しかし、そのような需要の拡大が、物価上昇に加速感をもたらすにはかなりの時間がかかる。

もともと困難であるとみられたが、日銀が目指している2017年度前半の2%の物価目標の達成は不可能となり、再び達成時期の先送りが検討されるだろう。

消費税率引き上げがこれほどのデフレ圧力をかけることは政府・日銀の想定外であり、2017年4月の消費税率引き上げの延期の確率は10%から30%へ高まったと考える。

2月の東京都区部のコア消費者物価指数(除く生鮮食品)は前年同月比-0.1%(コンセンサス-0.2%程度)と、1月の-0.1%に続き、二ヶ月連続の下落となった。

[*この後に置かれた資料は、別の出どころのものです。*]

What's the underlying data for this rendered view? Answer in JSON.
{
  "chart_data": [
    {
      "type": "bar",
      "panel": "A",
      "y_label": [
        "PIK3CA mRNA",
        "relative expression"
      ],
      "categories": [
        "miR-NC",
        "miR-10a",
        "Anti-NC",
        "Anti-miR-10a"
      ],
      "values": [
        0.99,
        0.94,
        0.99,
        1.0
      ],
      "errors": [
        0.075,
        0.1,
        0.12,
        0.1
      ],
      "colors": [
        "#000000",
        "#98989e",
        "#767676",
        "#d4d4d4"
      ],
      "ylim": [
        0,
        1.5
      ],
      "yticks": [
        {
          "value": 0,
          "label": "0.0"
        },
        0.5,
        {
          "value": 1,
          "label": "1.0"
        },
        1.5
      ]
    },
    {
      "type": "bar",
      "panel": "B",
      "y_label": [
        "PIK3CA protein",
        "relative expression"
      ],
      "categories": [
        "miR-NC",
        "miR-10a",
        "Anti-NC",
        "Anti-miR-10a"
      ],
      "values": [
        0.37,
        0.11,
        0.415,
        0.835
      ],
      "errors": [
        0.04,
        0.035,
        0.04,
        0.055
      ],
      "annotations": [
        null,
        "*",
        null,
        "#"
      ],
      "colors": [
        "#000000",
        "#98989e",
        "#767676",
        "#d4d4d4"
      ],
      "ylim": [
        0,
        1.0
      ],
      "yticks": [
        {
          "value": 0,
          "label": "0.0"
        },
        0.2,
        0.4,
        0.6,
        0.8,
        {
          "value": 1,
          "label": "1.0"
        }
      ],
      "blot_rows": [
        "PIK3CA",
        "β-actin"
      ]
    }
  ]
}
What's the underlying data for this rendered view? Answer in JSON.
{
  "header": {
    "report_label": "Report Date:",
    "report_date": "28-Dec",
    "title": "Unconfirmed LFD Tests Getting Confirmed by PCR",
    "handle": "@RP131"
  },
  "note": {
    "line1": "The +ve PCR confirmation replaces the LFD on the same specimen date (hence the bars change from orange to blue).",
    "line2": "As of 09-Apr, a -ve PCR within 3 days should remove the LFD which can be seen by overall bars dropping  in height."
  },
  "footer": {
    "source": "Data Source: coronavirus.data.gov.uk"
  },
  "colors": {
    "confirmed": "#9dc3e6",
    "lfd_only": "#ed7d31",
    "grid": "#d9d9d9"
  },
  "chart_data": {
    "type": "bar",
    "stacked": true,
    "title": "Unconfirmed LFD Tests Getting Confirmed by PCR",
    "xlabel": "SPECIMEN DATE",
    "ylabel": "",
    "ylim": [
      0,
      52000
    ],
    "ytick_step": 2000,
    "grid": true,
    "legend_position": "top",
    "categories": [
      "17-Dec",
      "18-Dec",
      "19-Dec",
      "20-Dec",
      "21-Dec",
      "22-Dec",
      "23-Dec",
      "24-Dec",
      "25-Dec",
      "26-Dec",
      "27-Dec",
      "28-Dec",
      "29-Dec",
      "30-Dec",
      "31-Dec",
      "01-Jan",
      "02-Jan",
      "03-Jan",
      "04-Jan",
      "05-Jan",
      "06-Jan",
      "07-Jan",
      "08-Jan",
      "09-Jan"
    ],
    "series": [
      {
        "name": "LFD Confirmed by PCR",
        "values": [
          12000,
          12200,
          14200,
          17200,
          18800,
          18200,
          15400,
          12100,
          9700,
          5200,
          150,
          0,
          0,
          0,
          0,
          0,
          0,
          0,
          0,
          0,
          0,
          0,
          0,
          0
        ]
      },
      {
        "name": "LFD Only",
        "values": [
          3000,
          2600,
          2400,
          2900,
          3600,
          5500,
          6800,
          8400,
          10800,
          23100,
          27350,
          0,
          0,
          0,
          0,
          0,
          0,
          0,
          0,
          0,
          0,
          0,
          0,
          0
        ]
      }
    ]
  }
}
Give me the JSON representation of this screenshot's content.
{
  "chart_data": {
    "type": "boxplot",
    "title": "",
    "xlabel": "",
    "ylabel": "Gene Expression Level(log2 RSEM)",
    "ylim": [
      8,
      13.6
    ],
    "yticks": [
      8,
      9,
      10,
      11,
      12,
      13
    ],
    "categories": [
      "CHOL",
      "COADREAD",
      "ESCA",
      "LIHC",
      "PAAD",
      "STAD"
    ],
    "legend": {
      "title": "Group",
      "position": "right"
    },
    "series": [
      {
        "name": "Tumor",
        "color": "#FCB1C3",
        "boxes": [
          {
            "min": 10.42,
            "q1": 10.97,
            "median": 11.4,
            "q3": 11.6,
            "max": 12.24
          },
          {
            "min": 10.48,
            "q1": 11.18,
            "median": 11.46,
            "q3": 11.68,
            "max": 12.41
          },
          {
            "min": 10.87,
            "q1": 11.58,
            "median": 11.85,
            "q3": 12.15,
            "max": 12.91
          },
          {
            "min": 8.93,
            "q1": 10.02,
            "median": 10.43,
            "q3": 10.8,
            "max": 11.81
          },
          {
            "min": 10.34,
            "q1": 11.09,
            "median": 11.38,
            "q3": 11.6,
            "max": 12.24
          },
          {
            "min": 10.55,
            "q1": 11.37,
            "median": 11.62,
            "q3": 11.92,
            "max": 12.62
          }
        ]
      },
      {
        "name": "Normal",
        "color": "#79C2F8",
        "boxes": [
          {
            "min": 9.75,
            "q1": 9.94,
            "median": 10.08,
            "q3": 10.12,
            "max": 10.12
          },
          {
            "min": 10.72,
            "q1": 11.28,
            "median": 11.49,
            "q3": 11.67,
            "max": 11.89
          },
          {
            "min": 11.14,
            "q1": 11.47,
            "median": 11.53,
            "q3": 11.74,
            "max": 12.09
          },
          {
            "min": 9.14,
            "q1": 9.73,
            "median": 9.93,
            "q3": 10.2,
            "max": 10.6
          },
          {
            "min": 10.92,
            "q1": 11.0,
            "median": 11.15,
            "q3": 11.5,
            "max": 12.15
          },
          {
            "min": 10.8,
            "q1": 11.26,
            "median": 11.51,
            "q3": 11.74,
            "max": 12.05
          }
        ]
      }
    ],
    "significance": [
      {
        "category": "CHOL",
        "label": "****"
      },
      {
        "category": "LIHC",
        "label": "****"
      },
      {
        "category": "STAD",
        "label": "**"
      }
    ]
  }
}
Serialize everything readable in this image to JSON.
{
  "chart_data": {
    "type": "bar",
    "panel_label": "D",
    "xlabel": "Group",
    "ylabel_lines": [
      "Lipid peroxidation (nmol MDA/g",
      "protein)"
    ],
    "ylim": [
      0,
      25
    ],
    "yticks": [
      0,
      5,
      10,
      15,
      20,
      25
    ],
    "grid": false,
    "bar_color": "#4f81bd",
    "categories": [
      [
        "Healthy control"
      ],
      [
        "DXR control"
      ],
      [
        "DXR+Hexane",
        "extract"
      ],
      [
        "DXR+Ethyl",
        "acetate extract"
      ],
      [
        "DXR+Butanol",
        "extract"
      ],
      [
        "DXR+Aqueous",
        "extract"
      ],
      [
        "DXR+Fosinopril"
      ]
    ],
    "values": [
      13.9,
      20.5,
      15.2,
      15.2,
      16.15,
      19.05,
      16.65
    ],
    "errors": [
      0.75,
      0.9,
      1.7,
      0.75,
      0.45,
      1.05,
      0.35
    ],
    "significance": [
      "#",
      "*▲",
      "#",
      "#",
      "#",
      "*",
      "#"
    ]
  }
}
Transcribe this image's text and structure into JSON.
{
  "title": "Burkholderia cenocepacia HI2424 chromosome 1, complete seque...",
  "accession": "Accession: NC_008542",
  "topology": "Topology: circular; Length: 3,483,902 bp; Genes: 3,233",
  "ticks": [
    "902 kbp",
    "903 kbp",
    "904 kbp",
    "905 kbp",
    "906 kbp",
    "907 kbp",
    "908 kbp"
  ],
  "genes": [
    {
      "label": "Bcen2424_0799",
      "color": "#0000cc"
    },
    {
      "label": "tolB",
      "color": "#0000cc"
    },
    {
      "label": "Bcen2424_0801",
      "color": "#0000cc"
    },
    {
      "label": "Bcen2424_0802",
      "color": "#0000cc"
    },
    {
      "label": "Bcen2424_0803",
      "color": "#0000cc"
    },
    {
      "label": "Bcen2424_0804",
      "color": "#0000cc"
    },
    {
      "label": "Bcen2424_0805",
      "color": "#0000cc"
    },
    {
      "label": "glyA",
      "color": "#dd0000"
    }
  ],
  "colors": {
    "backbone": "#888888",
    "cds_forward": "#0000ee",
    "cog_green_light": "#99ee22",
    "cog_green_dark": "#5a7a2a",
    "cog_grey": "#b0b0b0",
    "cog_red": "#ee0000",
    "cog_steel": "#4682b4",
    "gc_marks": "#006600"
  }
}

原油価格の下落の影響を受けたエネルギー以外にも、需要の弱さに起因する下落圧力が確認でき、日銀の物価シナリオのリスクが高まっている。

上昇を支えているのは、外国人観光客の増加による宿泊料の上昇と、これまでの円安の影響による外国パック旅行の上昇であり、その他の上昇圧力は弱まっているように見える。

消費税率引き上げ延期がメインシナリオに?

日銀の金融緩和だけで物価を押し上げるという純粋マネタリストアプローチは明らかに限界にきており、財政拡大による需要追加と金融緩和の継続というより現実的なポリシーミックスアプローチに変化する必要性が認識されつつある。

週末のG20で通貨切下げ競争が警戒され、5月にサミットが日本で開催されることを考えても、円安誘導と受け取られかねない追加金融緩和はやりにくい環境だ。

3月末に2016年度の政府予算が国会を通過した後、6月1日の通常国会の会期末まで、3.5兆円程度であった2015年度補正予算を上回る規模(理論的には最近のネットの国内資金需要の縮小分である15兆円程度の規模が必要)の経済対策が実施される可能性が高まっている。

5月にまとめるとみられる成長戦略の中長期計画「ニッポン1億総活躍プラン」に沿った政策が盛り込まれるだろう。

経済対策が実施されない、または小規模すぎて効果が不十分であり、景気腰折れのリスクが大きくなれば、消費税率引き上げの延期がメインシナリオになってしまうだろう。

2014年11月18日に安倍首相が消費税率引き上げの見送りを決めた時の日経平均は17000円程度であったことを考えると、それを下回る現在の株価の水準は、何の経済対策も行わなければ、消費税率引き上げに耐えるだけの経済状態ではないことを示しているのかもしれない。